AUTHORLINK: Did you have more expanded versions of some of the stories in earlier drafts or did you use family members who wound up being cut?
TAYLOR: There were five chapters that were cut completely, and two others that didn’t get beyond the outline and note stage, mostly because they focused on characters that were peripheral. I’m more than a little tempted to go back to those and see what I can do with them, but I’ve recently gotten into trouble for working on two projects at once. The stories that made it to the finished book were actually quite a bit shorter in the earliest drafts, and a few gained so much weight in the editing stage that they had to be split in half; I don’t know how it happens, but no matter how much I cut out every draft winds up being longer than its predecessor.
AUTHORLINK: Your story concerns more than eight generations of the Day/Lumsden family, but some of the chapters are from the point of view of non-family members such as Izzy and Jake. Why Is that?

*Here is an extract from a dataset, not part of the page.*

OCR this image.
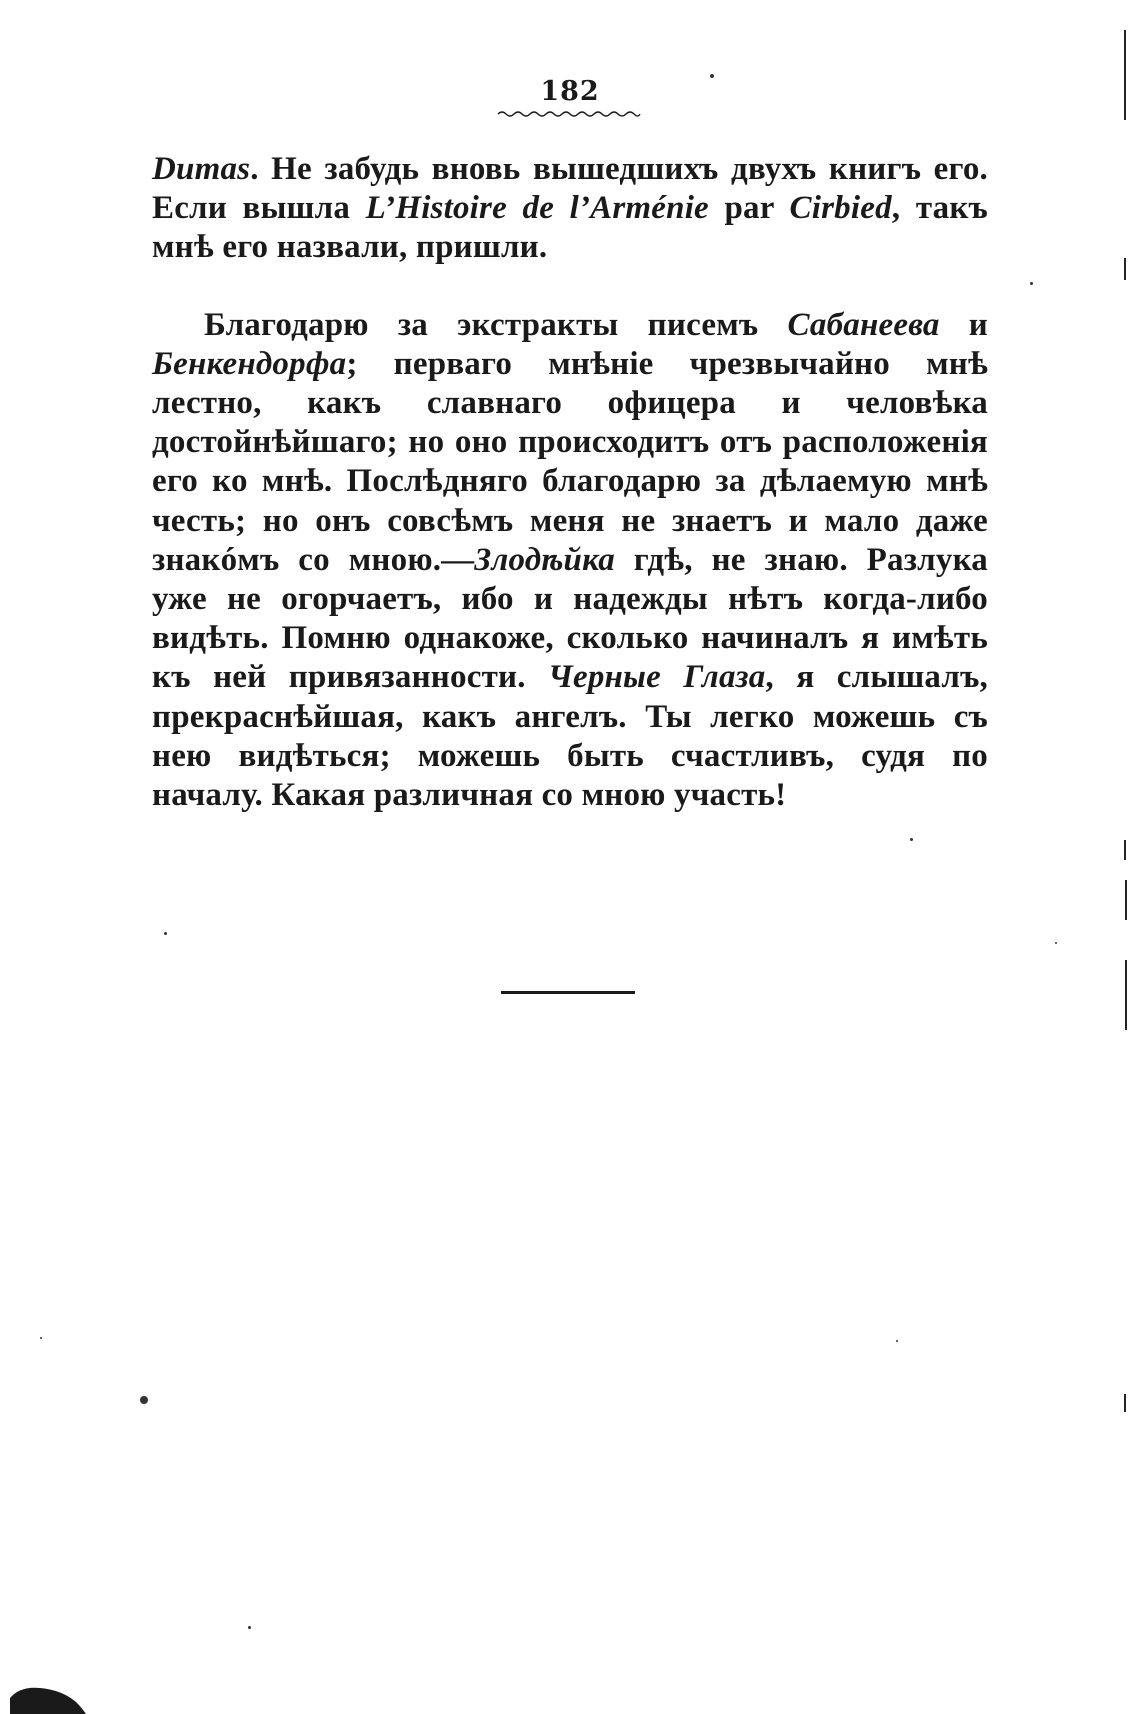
182

Dumas. Не забудь вновь вышедшихъ двухъ книгъ его. Если вышла L’Histoire de l’Arménie par Cirbied, такъ мнѣ его назвали, пришли.

Благодарю за экстракты писемъ Сабанеева и Бенкендорфа; перваго мнѣніе чрезвычайно мнѣ лестно, какъ славнаго офицера и человѣка достойнѣйшаго; но оно происходитъ отъ расположенія его ко мнѣ. Послѣдняго благодарю за дѣлаемую мнѣ честь; но онъ совсѣмъ меня не знаетъ и мало даже знакóмъ со мною.—Злодѣйка гдѣ, не знаю. Разлука уже не огорчаетъ, ибо и надежды нѣтъ когда-либо видѣть. Помню однакоже, сколько начиналъ я имѣть къ ней привязанности. Черные Глаза, я слышалъ, прекраснѣйшая, какъ ангелъ. Ты легко можешь съ нею видѣться; можешь быть счастливъ, судя по началу. Какая различная со мною участь!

TAYLOR: There were certain events that I felt necessary to include in the book but that didn’t have the right impact when they were told from the point of view of what the reader would consider to be the main character. The stories that Izzy and Jake narrate are about Ellie, but the focus in both cases is on the narrator’s experiences; the stories explore the community and its attitudes more widely without being completely separated from the main characters. And it was important to me to have Ellie continually show up in the background but never get a voice of her own.